Like the original T1, the motor is at the back and drives the rear wheels. Nope, it’s not an air-cooled flat-four with a wheezy and smoky 30 horsepower. It’s an electric motor built into the rear axle rated at 201PS (150kW) backed by 310Nm (228kW) of torque and fed by a 77kWh battery pack under the floor. Fast? No. The top speed is governed to 90mph (145km/h) and 0-62mph is so far unspecified.
Also unspecified is the ID. Buzz’s electric range. The ID.4 with the same battery gets 308 miles but this MPV version will surely be doing well to match that, despite its slippery aerodynamics and reined-in performance. What VW does say is that a fast (up to 170kW) DC charger can give the batteries an 80 per cent top-up in 30 minutes, which is familiar from the other ID models.
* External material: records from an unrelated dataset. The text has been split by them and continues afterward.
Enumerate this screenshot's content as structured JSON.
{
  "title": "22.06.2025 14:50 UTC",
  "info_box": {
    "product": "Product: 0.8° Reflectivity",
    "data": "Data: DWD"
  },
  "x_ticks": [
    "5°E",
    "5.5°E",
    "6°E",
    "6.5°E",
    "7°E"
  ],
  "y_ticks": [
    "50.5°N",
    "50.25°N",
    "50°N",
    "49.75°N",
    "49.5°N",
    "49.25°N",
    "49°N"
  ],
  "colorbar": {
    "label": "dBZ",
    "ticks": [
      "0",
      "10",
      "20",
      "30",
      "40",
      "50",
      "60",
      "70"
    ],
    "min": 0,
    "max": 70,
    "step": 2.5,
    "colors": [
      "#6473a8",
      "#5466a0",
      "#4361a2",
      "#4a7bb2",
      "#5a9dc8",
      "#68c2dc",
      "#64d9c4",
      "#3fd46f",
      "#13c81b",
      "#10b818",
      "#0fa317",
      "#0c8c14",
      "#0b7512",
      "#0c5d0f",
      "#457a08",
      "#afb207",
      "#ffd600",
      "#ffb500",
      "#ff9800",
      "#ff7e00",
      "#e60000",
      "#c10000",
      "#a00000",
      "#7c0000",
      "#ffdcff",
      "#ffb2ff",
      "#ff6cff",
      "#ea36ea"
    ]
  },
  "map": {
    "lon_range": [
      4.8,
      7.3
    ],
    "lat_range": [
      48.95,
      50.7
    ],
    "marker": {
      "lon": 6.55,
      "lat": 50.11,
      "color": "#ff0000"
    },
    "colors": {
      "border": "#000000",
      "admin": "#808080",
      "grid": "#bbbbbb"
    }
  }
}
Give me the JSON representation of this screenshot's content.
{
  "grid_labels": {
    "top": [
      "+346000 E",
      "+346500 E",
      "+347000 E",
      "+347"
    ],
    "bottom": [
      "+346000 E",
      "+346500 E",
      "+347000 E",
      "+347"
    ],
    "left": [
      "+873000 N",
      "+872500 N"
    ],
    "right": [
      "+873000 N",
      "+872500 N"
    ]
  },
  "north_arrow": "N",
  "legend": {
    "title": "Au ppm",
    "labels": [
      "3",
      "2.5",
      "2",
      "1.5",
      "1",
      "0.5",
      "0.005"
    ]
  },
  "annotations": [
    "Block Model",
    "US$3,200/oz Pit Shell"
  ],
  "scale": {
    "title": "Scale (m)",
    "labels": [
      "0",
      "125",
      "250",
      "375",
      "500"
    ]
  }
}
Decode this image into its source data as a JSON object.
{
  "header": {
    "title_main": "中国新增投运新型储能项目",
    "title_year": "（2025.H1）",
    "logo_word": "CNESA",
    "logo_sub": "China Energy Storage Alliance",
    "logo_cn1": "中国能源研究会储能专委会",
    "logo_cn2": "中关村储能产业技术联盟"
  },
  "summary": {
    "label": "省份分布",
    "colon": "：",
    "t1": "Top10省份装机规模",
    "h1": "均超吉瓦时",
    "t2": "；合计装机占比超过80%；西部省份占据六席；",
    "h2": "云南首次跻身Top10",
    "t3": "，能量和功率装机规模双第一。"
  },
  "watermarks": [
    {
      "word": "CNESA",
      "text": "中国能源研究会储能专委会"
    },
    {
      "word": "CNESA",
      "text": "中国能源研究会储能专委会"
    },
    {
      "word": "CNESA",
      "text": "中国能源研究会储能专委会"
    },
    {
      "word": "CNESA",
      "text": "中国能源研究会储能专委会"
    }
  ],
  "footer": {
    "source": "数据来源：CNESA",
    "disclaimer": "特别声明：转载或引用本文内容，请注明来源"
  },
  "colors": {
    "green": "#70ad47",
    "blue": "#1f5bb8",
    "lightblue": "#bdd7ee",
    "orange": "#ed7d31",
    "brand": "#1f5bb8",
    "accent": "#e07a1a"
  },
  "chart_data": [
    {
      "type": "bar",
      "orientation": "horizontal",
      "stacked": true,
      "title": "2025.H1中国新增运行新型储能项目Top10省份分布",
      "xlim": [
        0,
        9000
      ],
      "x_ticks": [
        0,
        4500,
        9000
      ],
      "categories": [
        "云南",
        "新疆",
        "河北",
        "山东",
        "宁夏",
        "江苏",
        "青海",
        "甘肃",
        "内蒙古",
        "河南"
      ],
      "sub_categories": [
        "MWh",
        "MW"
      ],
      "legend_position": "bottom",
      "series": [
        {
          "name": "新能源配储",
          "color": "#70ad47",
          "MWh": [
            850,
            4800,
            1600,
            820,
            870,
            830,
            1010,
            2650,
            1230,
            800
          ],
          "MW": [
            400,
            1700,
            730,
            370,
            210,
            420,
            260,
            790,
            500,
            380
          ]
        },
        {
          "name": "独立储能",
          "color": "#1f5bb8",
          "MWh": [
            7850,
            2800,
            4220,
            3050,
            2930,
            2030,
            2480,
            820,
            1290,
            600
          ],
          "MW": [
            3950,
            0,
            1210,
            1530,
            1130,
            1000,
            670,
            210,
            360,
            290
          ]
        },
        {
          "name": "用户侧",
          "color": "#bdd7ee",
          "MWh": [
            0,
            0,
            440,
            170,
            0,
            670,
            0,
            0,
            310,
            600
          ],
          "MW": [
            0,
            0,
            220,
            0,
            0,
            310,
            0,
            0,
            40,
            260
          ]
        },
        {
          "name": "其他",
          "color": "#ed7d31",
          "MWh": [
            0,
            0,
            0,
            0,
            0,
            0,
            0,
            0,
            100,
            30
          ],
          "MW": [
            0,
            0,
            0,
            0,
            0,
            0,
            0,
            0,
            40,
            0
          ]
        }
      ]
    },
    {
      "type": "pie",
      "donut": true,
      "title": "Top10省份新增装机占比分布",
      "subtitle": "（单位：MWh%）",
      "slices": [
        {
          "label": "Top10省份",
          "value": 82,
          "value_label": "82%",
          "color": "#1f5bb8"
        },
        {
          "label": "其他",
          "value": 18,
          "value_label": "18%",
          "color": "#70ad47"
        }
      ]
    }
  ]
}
Also familiar is the eight-year or 100,000-mile battery guarantee and pledge that at the end of their automotive life the batteries will be repurposed to store electricity from solar panels. A new thing with ID. Buzz is the ability to feed power back into the national grid – you could even plug in another of the ID family of vehicles for a quick top-up.
The ID. Buzz takes its clean energy credentials a step further by being what VW says is entirely carbon neutral – a phrase that embraces everything from offsetting emissions during manufacture to a ban on animal products (so no leather here) and a range of sustainable materials in the cabin made from recycled plastics.